Ancillary Sword
- Author: Ann Leckie
- Cover artist: John Harris
- Language: English
- Genre: Science fiction
- Publisher: Orbit Books
- Publication date: 7 October 2014
- Publication place: United States
- Media type: Print (paperback) Ebook Audiobook (read by Adjoa Andoh)
- Awards: Locus Award for Best Science Fiction Novel (2015)
- ISBN: 978-0-316-24665-1
- Preceded by: Ancillary Justice
- Followed by: Ancillary Mercy

= Ancillary Sword =

Science fiction novel by Ann Leckie

Ancillary Sword is a science fiction novel by the American writer Ann Leckie, published in October 2014. It is the second novel in Leckie's "Imperial Radch" space opera trilogy, which began with Ancillary Justice (2013) and ended with Ancillary Mercy (2015). The novel was generally well-received by critics, received the BSFA Award for Best Novel and the Locus Award for Best Science Fiction Novel, and was nominated for the Nebula and Hugo awards.

==Synopsis==
Anaander Mianaai, the Lord of the Radch – or the part of her personality that opposes the further militant expansion of the empire – adopts Breq into her house, appoints her Fleet Captain, puts her in command of the warship Mercy of Kalr, and charges her to protect the remote Athoek system. Breq's crew includes her old comrade Seivarden and the young Lieutenant Tisarwat, who is revealed to be a hastily converted ancillary copy of Anaander herself. After Breq recognizes Tisarwat as an unwilling ancillary of Anaander, she has the ancillary's implants removed, allowing Tisarwat to develop a hybrid personality.

At Athoek Station, Breq seeks out Basnaaid, the sister of Awn, an officer that Breq as the ship Justice of Toren, once loved and, on Anaander's orders, killed.
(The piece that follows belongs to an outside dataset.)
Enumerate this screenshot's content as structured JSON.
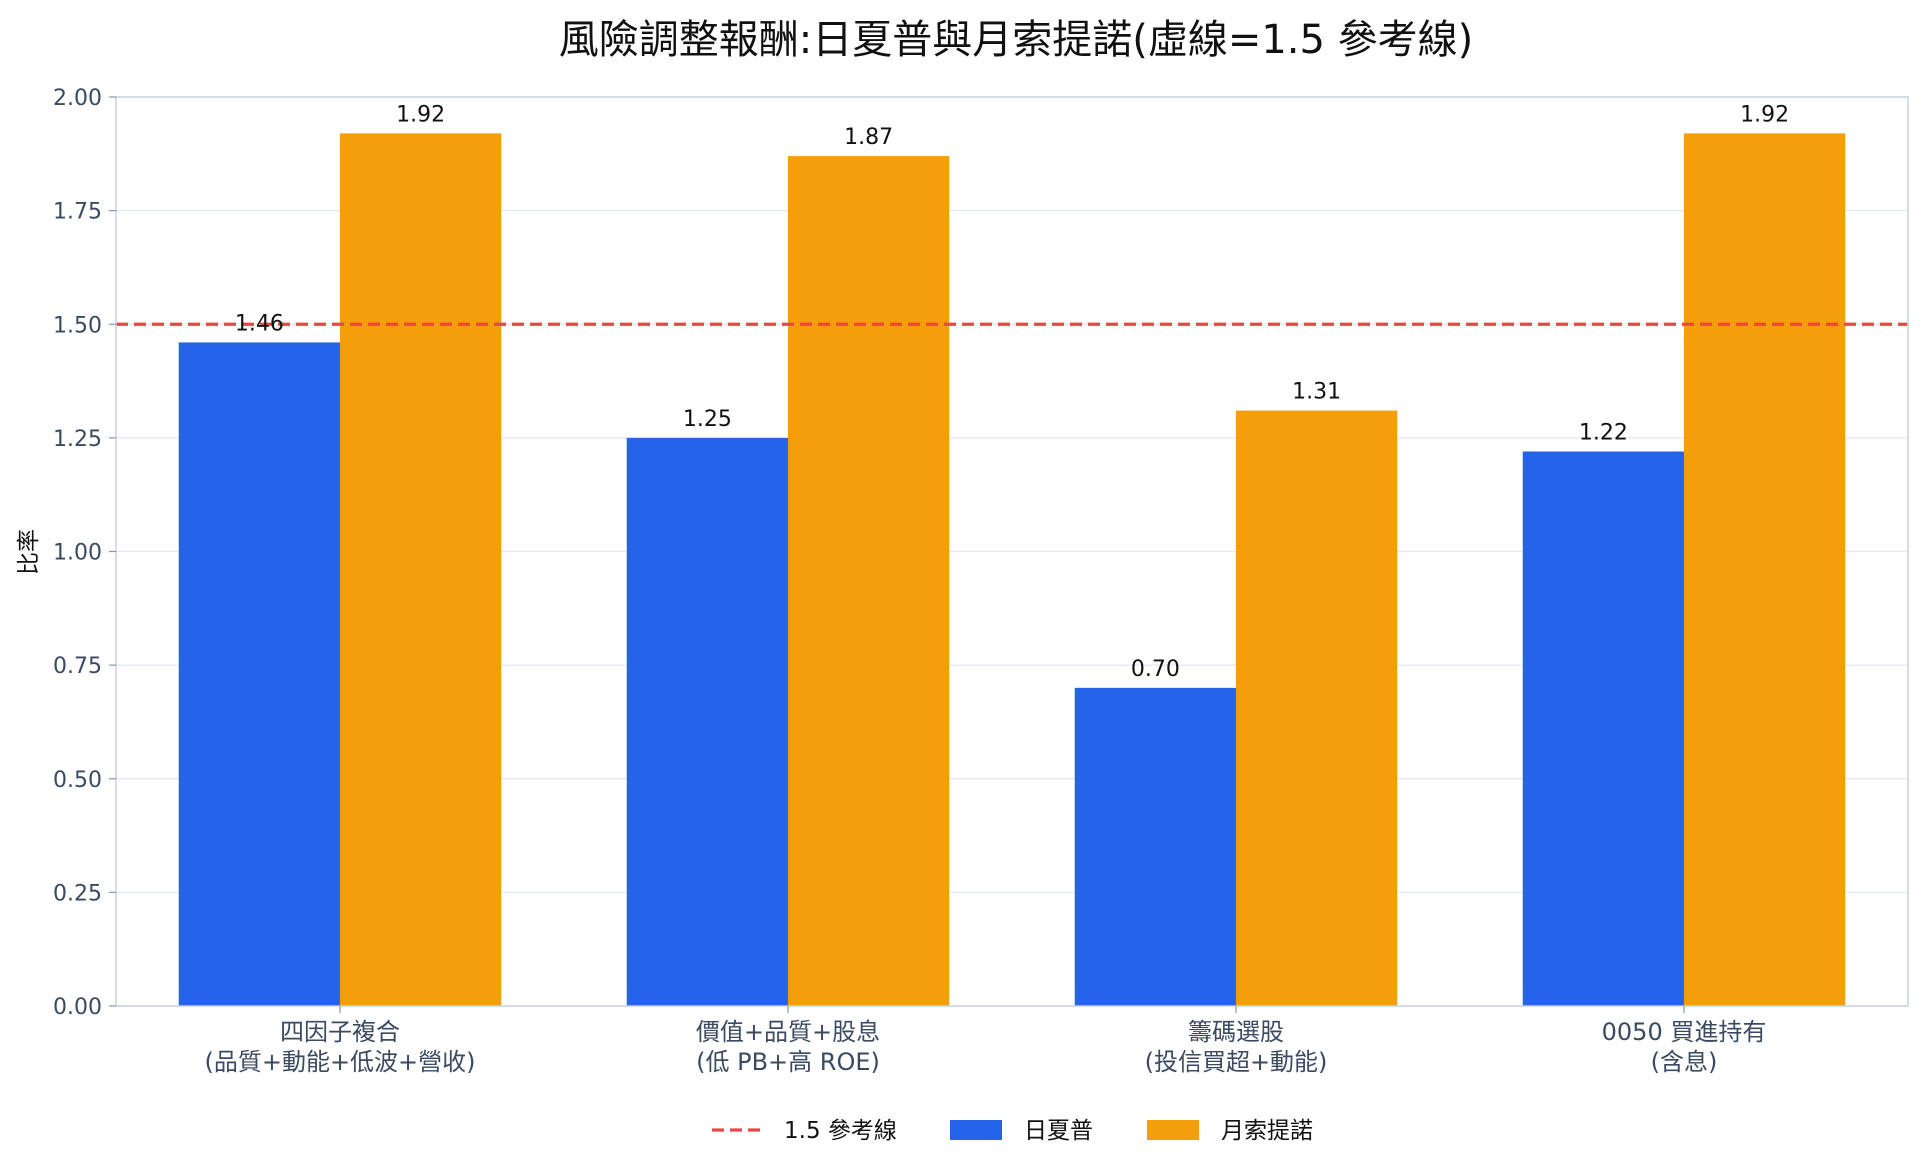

She meets Dlique, translator for the alien race the Presger. Dlique is killed in a scuffle with ancillaries of Sword of Atagaris – the other warship on station commanded by Captain Hetnys, Breq's nominal subordinate. To hopefully placate the powerful aliens, Breq and Hetnys enter formal mourning on the estate of Fosyf, a prominent tea planter who holds her workers, transportees from other Radch-conquered worlds, in conditions akin to serfdom.

After Breq survives an attempt on her life by Raughd, Fosyf's abusive heir, she suspects that somebody is abducting suspended transportees, possibly an ancient warship seeking to replenish its crew of ancillaries. Hetnys and her ship move against Breq, apparently serving the other half of Anaander Mianaai, but they are subdued after Breq holds Hetnys hostage.

==Reception==

===Critical reception===
Liz Bourke of Tor.com characterized Ancillary Sword as surpassing Leckie's debut novel, being more of a character-focused "extended meditation on power, and identity, and morality" than its predecessor, and exhibiting Leckie's broad and deep worldbuilding. But she considered that it fell "prey to a certain amount of Middle Book Problem", with a narrative that felt slower because it lacked the parallel past and present plotlines of the prequel. In io9, Annalee Newitz appreciated the novel as "a gripping read, with top-notch worldbuilding and a set of rich subtexts about human rights, colonialism – and (yes) hive mind sex", but noted the lack of a strong narrative thread, as well as Breq's "holier-than-thou facade" reducing the impression of ambivalence that characterizes a realistic character.

Kirkus Reviews called the novel "something of a retread but still interesting". The reviewer appreciated the characterization of Breq as a former AI who feels "lonely and limited" in her human body rather than wanting to become human (a more common trope in science fiction), but noted the "groaningly obvious moral" in Leckie's portrayal of a highly stratified society. In The New York Times, N. K. Jemisin similarly focused on the "quintessentially inhuman" Breq's difficulty to understand other people as the novel's most powerful element, and as a challenge to sci-fi's tropes of "disabled people being made whole by technology, and (...) nonhumans inexplicably yearning for humanity".

NPR notes that "Ancillary Sword is, quite contentedly, a different beast" in comparison to its predecessor and says "Sword is more directly political than Justice". A reviewer for Canada's National Post called the all-female pronoun usage an "almost alienating trick" referring to the first book but yields to the usage by saying it "has become imperceptible by the end of Ancillary Sword". The Portsmouth Review appreciated the fusion of emotion with AI and said the series "dominates in the genre of artificial intelligence by fusing it with the perfect amount of human emotion".

===Awards===
Ancillary Sword received the 2014 BSFA Award for Best Novel and the 2015 Locus Award for Best Science Fiction Novel. It was also nominated for the 2014 Nebula Award for Best Novel and the 2015 Hugo Award for Best Novel.